On a l’habitude de considérer que les Français, interrogés par référendum, ne répondent pas à la question qui leur est posée mais à celle que, eux, ils posent. S’ils veulent jouer avec Macron à ce grand débat, c’est la bonne méthode !

Deuxième angle d’attaque de la riposte macroniste, ce que j’appellerais l’essai de stratégie du chaos. Oui, on peut se poser des questions sur ce que veut un pouvoir qui méprise aussi ouvertement son peuple et l’insulte tous les trois-quatre matins. Et en rajoute régulièrement : la dernière en date de Macron, après les « gaulois réfractaires » et le « pognon de dingues », étant de déclarer que les gens en difficulté ont besoin d’être « responsabilisés » car « beaucoup déconnent »…

Que cherche un Président, le plus mal élu de la 5ème république, qui, au moment où le peuple crie son désespoir, reçoit 150 patrons de multinationales ? Que cherche un gouvernement qui, face à un peuple qui dénonce toutes les formes d’injustices, protège Benala et Carlos Ghosn ? Que cherche un ministre de l’Intérieur qui met le feu dans les manifs ? Que cherche une ministre de la justice qui demande l’identification des donateurs d’une cagnotte ? Que cherchent des élus LREM dont les déclarations à l’emporte-pièce ressemblent à des « fakes » ? Que cherchent des soutiens du pouvoir qui se répandent en propos indignes, tels Bernard Henri-Lévy ou Luc Ferry ? Quel est le but de tant de provocations ?

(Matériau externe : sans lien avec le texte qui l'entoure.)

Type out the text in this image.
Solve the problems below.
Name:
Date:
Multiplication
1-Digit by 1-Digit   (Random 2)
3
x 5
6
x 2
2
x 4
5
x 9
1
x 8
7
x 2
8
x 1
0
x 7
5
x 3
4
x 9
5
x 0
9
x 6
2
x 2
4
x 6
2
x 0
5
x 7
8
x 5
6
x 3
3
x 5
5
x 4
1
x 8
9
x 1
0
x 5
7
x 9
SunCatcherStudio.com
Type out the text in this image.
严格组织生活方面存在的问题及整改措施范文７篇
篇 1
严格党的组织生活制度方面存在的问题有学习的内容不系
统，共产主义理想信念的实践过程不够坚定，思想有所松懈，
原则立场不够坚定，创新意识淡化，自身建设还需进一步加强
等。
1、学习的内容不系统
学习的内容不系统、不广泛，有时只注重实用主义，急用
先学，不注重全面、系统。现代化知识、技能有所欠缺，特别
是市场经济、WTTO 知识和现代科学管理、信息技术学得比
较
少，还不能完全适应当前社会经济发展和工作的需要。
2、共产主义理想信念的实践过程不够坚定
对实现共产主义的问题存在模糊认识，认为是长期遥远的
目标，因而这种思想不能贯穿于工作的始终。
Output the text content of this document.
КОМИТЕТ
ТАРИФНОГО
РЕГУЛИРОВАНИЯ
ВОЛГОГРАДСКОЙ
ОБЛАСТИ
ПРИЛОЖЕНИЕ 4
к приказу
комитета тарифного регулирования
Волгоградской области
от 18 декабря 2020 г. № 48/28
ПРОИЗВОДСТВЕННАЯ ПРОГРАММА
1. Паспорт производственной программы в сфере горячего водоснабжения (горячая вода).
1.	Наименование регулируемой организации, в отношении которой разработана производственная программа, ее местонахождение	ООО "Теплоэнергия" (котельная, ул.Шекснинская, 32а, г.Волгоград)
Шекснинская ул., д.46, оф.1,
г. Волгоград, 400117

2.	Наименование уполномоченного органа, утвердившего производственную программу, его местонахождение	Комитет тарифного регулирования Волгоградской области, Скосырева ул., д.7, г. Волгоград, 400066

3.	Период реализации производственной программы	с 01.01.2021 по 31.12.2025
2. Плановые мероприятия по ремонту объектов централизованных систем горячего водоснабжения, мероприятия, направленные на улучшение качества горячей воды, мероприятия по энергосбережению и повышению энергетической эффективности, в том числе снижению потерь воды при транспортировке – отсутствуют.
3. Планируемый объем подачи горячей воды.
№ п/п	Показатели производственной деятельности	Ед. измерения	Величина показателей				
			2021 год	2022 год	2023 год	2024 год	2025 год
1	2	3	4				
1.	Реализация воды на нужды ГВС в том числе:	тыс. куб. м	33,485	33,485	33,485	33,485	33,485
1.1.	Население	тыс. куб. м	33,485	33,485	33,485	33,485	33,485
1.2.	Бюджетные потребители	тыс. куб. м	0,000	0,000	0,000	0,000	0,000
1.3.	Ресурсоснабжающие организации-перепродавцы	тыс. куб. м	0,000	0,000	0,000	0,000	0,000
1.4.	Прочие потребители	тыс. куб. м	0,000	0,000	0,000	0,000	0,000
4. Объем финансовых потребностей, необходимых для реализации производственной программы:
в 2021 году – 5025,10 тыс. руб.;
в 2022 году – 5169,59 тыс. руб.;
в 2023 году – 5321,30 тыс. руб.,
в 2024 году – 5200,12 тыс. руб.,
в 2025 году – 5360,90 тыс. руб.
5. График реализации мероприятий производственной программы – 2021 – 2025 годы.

Ou bien est-ce vraiment une simple et tragique incompétence et une totale méconnaissance de l’histoire de notre peuple et des réalités qu’il vit ?

Alors que ce qui est au cœur de ce mouvement populaire, c’est la question sociale, il est d’un autre temps que le pouvoir y réponde par des atteintes graves à la démocratie et attise l’incendie social en ignorant les réalités.

Qui sème le vent récolte la tempête.